I know Terry won't mind if we hijack her thread a tiny bit...

The classical form of Auditory Processing Disorders (APD) involves the way the brain processes verbal language. This one is usually caught, because it affects both listening, and speech.

However, the disorder is not "speech processing disorders", it's "auditory processing disorders". I think there's something like 4 or 5 different ones - I don't have my copy of the report at hand to refer to. But... one of these other ones is "auditory figure ground" - and it is not uncommon, but not commonly tested for. Even the PhD-level audiologist who did our diagnosis, told us that she should be seeing a LOT more kids than she does... they just don't get referred.

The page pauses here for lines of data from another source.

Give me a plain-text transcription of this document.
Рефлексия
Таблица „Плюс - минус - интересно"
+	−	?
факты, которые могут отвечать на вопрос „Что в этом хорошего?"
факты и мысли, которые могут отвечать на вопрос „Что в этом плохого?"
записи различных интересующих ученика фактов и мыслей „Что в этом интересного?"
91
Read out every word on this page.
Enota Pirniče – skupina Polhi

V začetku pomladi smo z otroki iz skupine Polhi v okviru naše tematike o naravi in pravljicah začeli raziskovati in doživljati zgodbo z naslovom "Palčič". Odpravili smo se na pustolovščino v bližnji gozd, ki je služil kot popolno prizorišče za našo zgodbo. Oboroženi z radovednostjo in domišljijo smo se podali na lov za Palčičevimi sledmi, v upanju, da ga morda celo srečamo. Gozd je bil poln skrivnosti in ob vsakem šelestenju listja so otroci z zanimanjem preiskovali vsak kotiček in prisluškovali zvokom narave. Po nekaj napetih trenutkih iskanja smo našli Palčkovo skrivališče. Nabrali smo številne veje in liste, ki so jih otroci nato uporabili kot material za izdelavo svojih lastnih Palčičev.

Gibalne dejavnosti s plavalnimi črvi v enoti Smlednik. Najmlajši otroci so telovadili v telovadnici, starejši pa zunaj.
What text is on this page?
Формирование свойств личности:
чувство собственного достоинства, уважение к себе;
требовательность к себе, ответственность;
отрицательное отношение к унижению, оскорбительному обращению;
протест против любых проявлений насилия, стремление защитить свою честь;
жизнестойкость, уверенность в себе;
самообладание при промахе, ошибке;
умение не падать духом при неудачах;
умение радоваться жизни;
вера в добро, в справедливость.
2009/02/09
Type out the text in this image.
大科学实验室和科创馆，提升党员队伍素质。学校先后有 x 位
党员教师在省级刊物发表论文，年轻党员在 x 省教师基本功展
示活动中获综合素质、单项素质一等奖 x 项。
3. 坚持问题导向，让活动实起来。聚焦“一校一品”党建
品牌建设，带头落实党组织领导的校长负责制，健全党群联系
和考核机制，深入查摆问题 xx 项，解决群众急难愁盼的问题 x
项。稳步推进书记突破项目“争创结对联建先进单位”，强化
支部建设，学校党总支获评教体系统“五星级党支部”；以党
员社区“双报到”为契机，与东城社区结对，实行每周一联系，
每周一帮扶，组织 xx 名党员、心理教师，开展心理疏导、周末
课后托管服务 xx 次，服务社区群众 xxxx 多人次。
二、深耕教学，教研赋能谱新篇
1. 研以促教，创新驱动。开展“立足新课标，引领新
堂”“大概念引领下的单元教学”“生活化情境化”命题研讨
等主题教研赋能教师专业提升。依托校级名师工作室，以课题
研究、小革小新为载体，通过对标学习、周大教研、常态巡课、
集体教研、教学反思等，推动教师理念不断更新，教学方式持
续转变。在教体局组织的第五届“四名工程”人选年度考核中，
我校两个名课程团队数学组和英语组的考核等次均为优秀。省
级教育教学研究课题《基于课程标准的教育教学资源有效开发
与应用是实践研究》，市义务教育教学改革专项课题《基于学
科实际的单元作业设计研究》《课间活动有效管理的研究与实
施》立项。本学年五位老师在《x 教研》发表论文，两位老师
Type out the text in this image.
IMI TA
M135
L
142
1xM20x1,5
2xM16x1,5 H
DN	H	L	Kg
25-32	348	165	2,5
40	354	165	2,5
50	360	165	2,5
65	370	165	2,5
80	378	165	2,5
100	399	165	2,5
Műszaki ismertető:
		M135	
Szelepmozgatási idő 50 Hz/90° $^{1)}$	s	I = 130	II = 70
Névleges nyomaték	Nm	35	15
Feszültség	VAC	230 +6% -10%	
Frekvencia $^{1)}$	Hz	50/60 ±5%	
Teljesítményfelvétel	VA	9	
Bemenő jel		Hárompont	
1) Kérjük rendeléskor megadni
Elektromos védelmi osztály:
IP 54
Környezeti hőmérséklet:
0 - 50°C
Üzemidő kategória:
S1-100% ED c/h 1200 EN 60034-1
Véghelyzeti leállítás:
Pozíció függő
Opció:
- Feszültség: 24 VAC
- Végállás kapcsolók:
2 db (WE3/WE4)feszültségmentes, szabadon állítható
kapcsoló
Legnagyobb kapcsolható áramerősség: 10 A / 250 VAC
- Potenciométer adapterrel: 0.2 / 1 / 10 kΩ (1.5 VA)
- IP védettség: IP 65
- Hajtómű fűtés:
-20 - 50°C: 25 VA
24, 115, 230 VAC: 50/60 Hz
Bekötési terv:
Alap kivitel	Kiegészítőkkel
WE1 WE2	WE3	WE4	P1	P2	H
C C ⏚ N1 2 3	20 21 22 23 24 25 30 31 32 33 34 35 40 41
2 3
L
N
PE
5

Auditory figure ground is where the language processing works fine, but the noise processing does not. In other words, working one-on-one in a separate, quiet room works quite well with these types of kids - working in a noisy (the best ones are noisy, the rest are worse) classroom, they can't pick out what the teacher is saying. Or maybe they can, on Monday morning... definitely NOT by Friday afternoon. When you have to put so much effort into just trying to figure out what the right sounds are, you don't end up with much brain-power left to process what you heard. So... steps of instructions get missed, or misinterpretted... and that's if you caught anything at all.

If they are not testing for auditory figure ground, then they are not testing for the expanded list of APDs.

This is not caught by a regular audiologist. It takes a specialist who knows APDs inside and out.